Optimizing Computer Vision Inference with TensorRT and NVIDIA Triton

In the world of computer vision deployment, inference speed is often as critical as model accuracy. At Bank Alfalah, we faced the challenge of deploying YOLOv8 models across 150+ ATMs while maintaining real-time performance. This post shares our journey of optimizing inference using TensorRT and NVIDIA Triton.

The Challenge

Our initial deployment of YOLOv8 for ATM monitoring had a latency of approximately 600ms per frame, which was too slow for real-time analysis. We needed to reduce this significantly while maintaining detection accuracy.

Enter TensorRT

NVIDIA TensorRT is an SDK for high-performance deep learning inference that includes a deep learning optimizer and runtime that delivers low latency and high throughput.

Here's how we converted our PyTorch YOLOv8 model to TensorRT:

from ultralytics import YOLO

# Load the PyTorch model
model = YOLO("yolov8m.pt")

# Export to ONNX format with dynamic batch size
model.export(format="onnx", dynamic=True)

# Convert ONNX to TensorRT using trtexec
# This is typically done via command line:
# trtexec --onnx=yolov8m.onnx --saveEngine=yolov8m.engine --fp16

The FP16 precision gave us a good balance between accuracy and speed. For models where we could tolerate some accuracy loss, we even experimented with INT8 quantization.

Scaling with NVIDIA Triton Inference Server

While TensorRT significantly improved single-instance performance, we needed a solution to scale across multiple ATMs and handle varying loads. NVIDIA Triton Inference Server was the perfect fit.

Triton provides a standardized way to deploy models from multiple frameworks (TensorRT, TensorFlow, PyTorch, etc.) and offers advanced features like dynamic batching, concurrent model execution, and model ensembles.

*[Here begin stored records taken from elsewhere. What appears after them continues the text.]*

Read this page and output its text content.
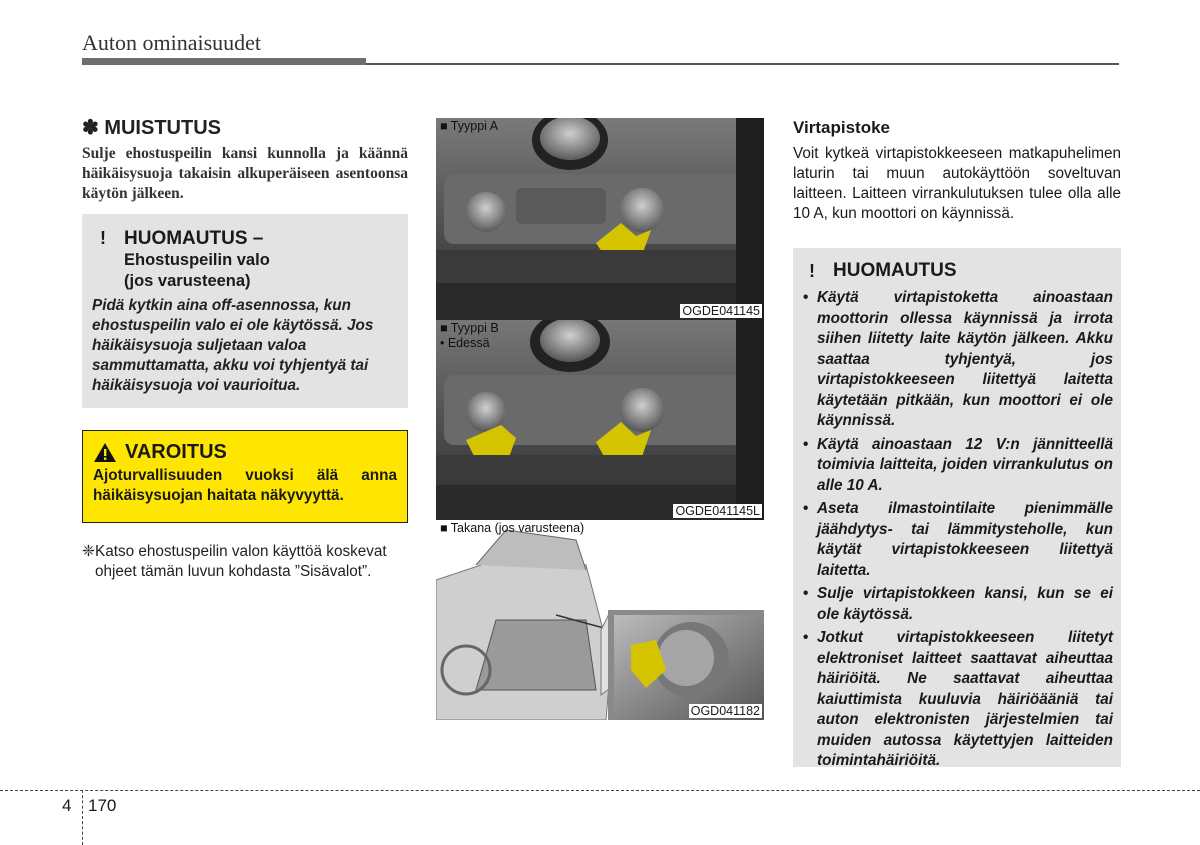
Auton ominaisuudet
✽ MUISTUTUS

Sulje ehostuspeilin kansi kunnolla ja käännä häikäisysuoja takaisin alkuperäiseen asentoonsa käytön jälkeen.

! HUOMAUTUS –
Ehostuspeilin valo
(jos varusteena)
Pidä kytkin aina off-asennossa, kun ehostuspeilin valo ei ole käytössä. Jos häikäisysuoja suljetaan valoa sammuttamatta, akku voi tyhjentyä tai häikäisysuoja voi vaurioitua.
VAROITUS
Ajoturvallisuuden vuoksi älä anna häikäisysuojan haitata näkyvyyttä.
❈ Katso ehostuspeilin valon käyttöä koskevat ohjeet tämän luvun kohdasta ”Sisävalot”.
■ Tyyppi A
OGDE041145
■ Tyyppi B
• Edessä
OGDE041145L
■ Takana (jos varusteena)
OGD041182
Virtapistoke

Voit kytkeä virtapistokkeeseen matkapuhelimen laturin tai muun autokäyttöön soveltuvan laitteen. Laitteen virrankulutuksen tulee olla alle 10 A, kun moottori on käynnissä.

! HUOMAUTUS
• Käytä virtapistoketta ainoastaan moottorin ollessa käynnissä ja irrota siihen liitetty laite käytön jälkeen. Akku saattaa tyhjentyä, jos virtapistokkeeseen liitettyä laitetta käytetään pitkään, kun moottori ei ole käynnissä.
• Käytä ainoastaan 12 V:n jännitteellä toimivia laitteita, joiden virrankulutus on alle 10 A.
• Aseta ilmastointilaite pienimmälle jäähdytys- tai lämmitysteholle, kun käytät virtapistokkeeseen liitettyä laitetta.
• Sulje virtapistokkeen kansi, kun se ei ole käytössä.
• Jotkut virtapistokkeeseen liitetyt elektroniset laitteet saattavat aiheuttaa häiriöitä. Ne saattavat aiheuttaa kaiuttimista kuuluvia häiriöääniä tai auton elektronisten järjestelmien tai muiden autossa käytettyjen laitteiden toimintahäiriöitä.
4 170
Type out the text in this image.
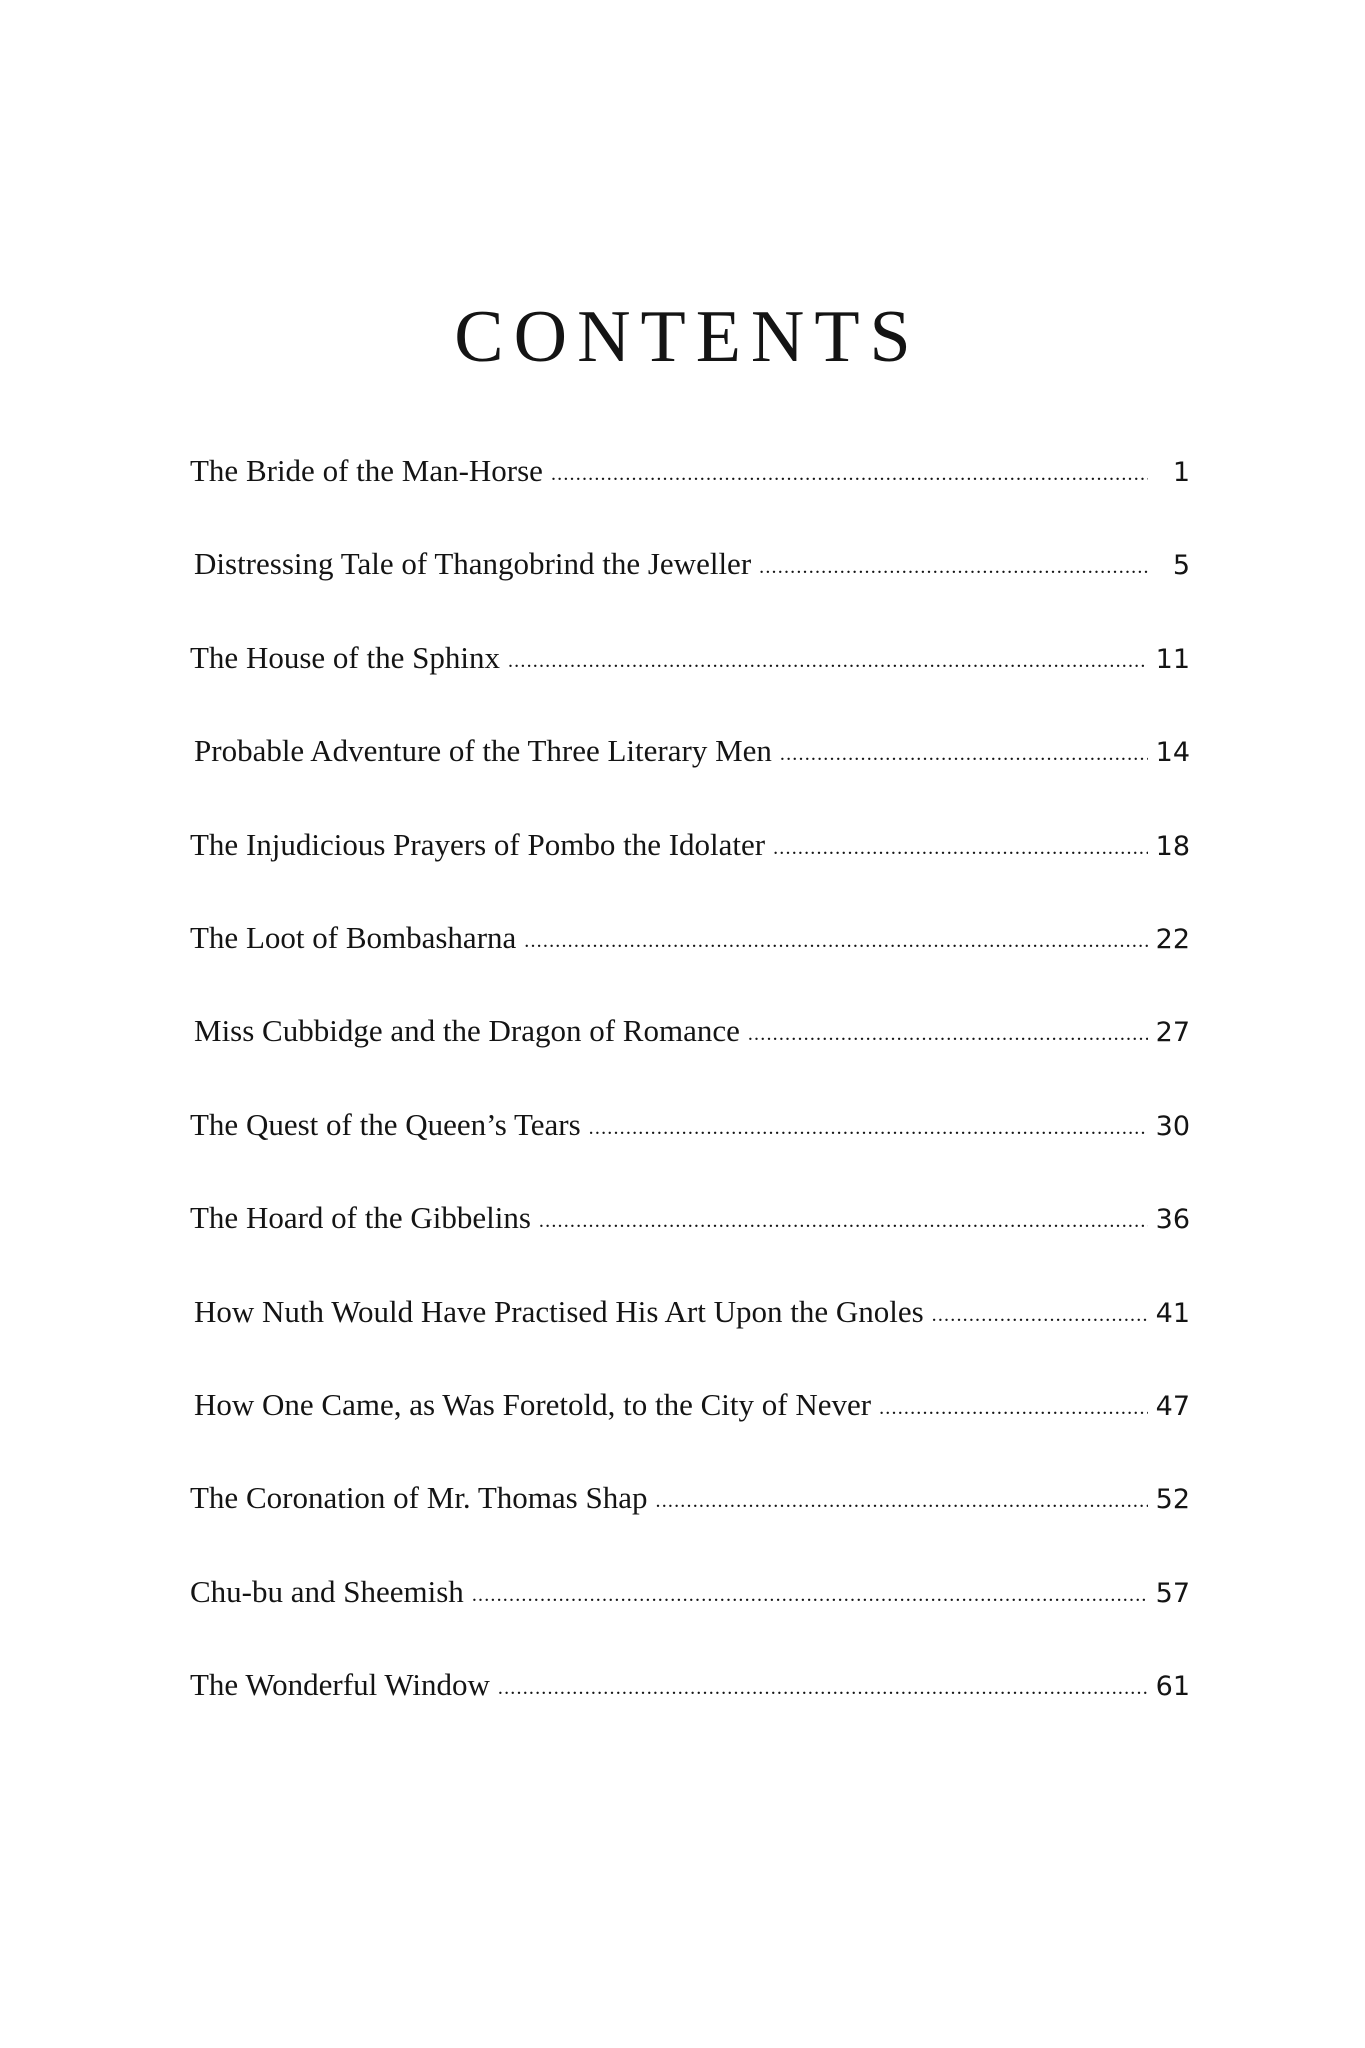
CONTENTS
The Bride of the Man-Horse .....	1
Distressing Tale of Thangobrind the Jeweller .....	5
The House of the Sphinx .....	11
Probable Adventure of the Three Literary Men .....	14
The Injudicious Prayers of Pombo the Idolater .....	18
The Loot of Bombasharna .....	22
Miss Cubbidge and the Dragon of Romance .....	27
The Quest of the Queen’s Tears .....	30
The Hoard of the Gibbelins .....	36
How Nuth Would Have Practised His Art Upon the Gnoles .....	41
How One Came, as Was Foretold, to the City of Never .....	47
The Coronation of Mr. Thomas Shap .....	52
Chu-bu and Sheemish .....	57
The Wonderful Window .....	61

Our Triton configuration looked something like this:

name: "yolov8"
platform: "tensorrt_plan"
max_batch_size: 8
input [
  {
    name: "images"
    data_type: TYPE_FP32
    dims: [ 3, 640, 640 ]
  }
]
output [
  {
    name: "output0"
    data_type: TYPE_FP32
    dims: [ -1, -1 ]
  }
]
dynamic_batching {
  preferred_batch_size: [ 4, 8 ]
  max_queue_delay_microseconds: 5000
}
instance_group [
  {
    count: 2
    kind: KIND_GPU
    gpus: [ 0 ]
  }
]

Results

After implementing TensorRT and NVIDIA Triton, we achieved remarkable improvements:

  • Latency Reduction: From 600ms to under 100ms per frame (83% reduction)
  • Throughput Increase: From 1.7 FPS to 10+ FPS
  • GPU Utilization: Improved from 30% to 80%
  • Scalability: Able to handle multiple ATM streams on a single RTX 4090

Client Implementation

On the client side, we used the Triton Python client to send frames for inference:

import tritonclient.http as httpclient
import numpy as np
import cv2

client = httpclient.InferenceServerClient(url="localhost:8000")

def process_frame(frame):
    # Preprocess image
    input_image = cv2.resize(frame, (640, 640))
    input_image = input_image / 255.0  # Normalize
    input_image = np.transpose(input_image, (2, 0, 1))  # HWC to CHW
    input_image = np.expand_dims(input_image, axis=0).astype(np.float32)

    # Create input tensor
    inputs = [httpclient.InferInput("images", input_image.shape, "FP32")]
    inputs[0].set_data_from_numpy(input_image)

    # Get results
    results = client.infer("yolov8", inputs)
    output = results.as_numpy("output0")

    # Process detections
    # ...

    return processed_frame

Lessons Learned

  1. Profile Before Optimizing: Understand where bottlenecks exist in your pipeline
  2. Batch Size Matters: Find the optimal batch size for your specific hardware
  3. Precision Tradeoffs: Balance between FP32, FP16, and INT8 based on accuracy requirements
  4. End-to-End Optimization: Consider the entire pipeline, not just the model inference

Conclusion

By leveraging TensorRT and NVIDIA Triton, we transformed our computer vision system from a proof-of-concept to a production-ready solution deployed across all Bank Alfalah ATMs. The optimized system not only improved performance but also reduced infrastructure costs by allowing more efficient hardware utilization.

In future posts, I'll dive deeper into specific optimization techniques like model pruning, knowledge distillation, and custom CUDA kernels for even greater performance improvements.